At approximately 2200 hours the main force of the enemy was proceeding westward up the path towards the pagoda. When they reached the mess hall, billets and officers and enlisted men’s clubs they spread out placing satchel charges and throwing hand grenades into the buildings. Some of the buildings were already on fire from the mortar and RPG attacks. The US personnel who were in the mess hall, billets and officers and enlisted men’s clubs left the buildings and went to the sandbagged bunker 19 or to the rocks in the immediate area for cover. A melted watch found at the NCO club indicated the time was 2220 hours. Nearly all the personnel were without weapons. The soldiers with weapons were reluctant to fire them for they never had positive identification of the moving figures and ammunition was low and they did not want to give away their position. The soldiers had to abandon bunker 19 due to the heat from the burning mess hall and moved to a cave located near the reservoir and bunker 20. Soldiers gathered in either bunker 20 or the nearby caves and rocks and they maintained local security the rest of the night. Some shots went into the cave and the surrounding rocks and ricocheted and wounded some men.
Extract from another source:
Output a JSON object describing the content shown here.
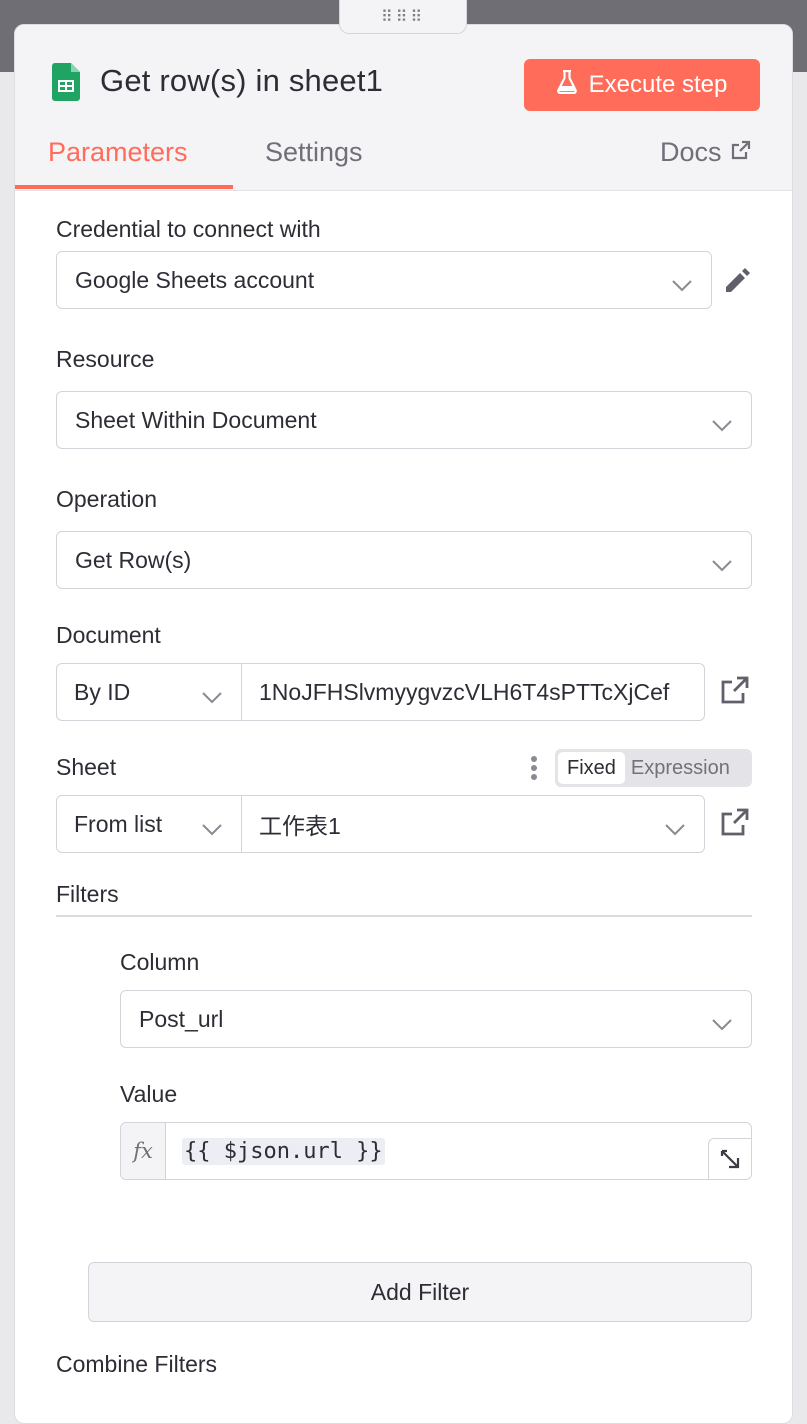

The Special Forces team house was destroyed when a RPG hit the butane tank and caused a fire that destroyed the team house. Almost all the buildings on site were burnt to the ground.
At approximately 2330 hours a Light Fire Team and mini-gunship arrived and were directed by a lone radio operator working under the Red Horse re-transmission. The supporting forces providing fire and illumination during the attack were B Troop, 3rd Squadron, 17th Air Calvary (UHIC) gun ships; 5th Air Command Squadron (C-47 Flare and gun ships); Tay Ninh Artillery B Battery 2/23 Artillery. The LFT drew heavy anti-aircraft fire from the base of the mountain. The LFT saturated an area about 75 meters outside the perimeter to prevent any further infiltration. The lone radio operator directed LFT’s weapons fire and the flares dropped by the mini-gunship. When the first spooky arrived the weather was still a clear night but by the time the second spooky arrived the clouds rolled in and it rained from 0200 hours till 0600 hours. A second spooky arrived at 0100 hours. By 0130 hours the top of the mountain was heavily fogged over and the spookys were having difficulty making accurate assaults on the mountain even with the very good illumination from the flare ships. By now the airships were receiving medium to heavy anti aircraft fire from the sides and the base of Nui Ba Den. Even under harsh conditions the spookys shot up the resistive areas well. It was noted later that the response from the spookys was outstanding in their fire power. The aircraft remained in the air until their ammunition was depleted at which time they were replaced by another sortie. At approximately 0230 hours the gun ships departed the area leaving behind the flare ship that remained on station till the weather forced them to return to their base.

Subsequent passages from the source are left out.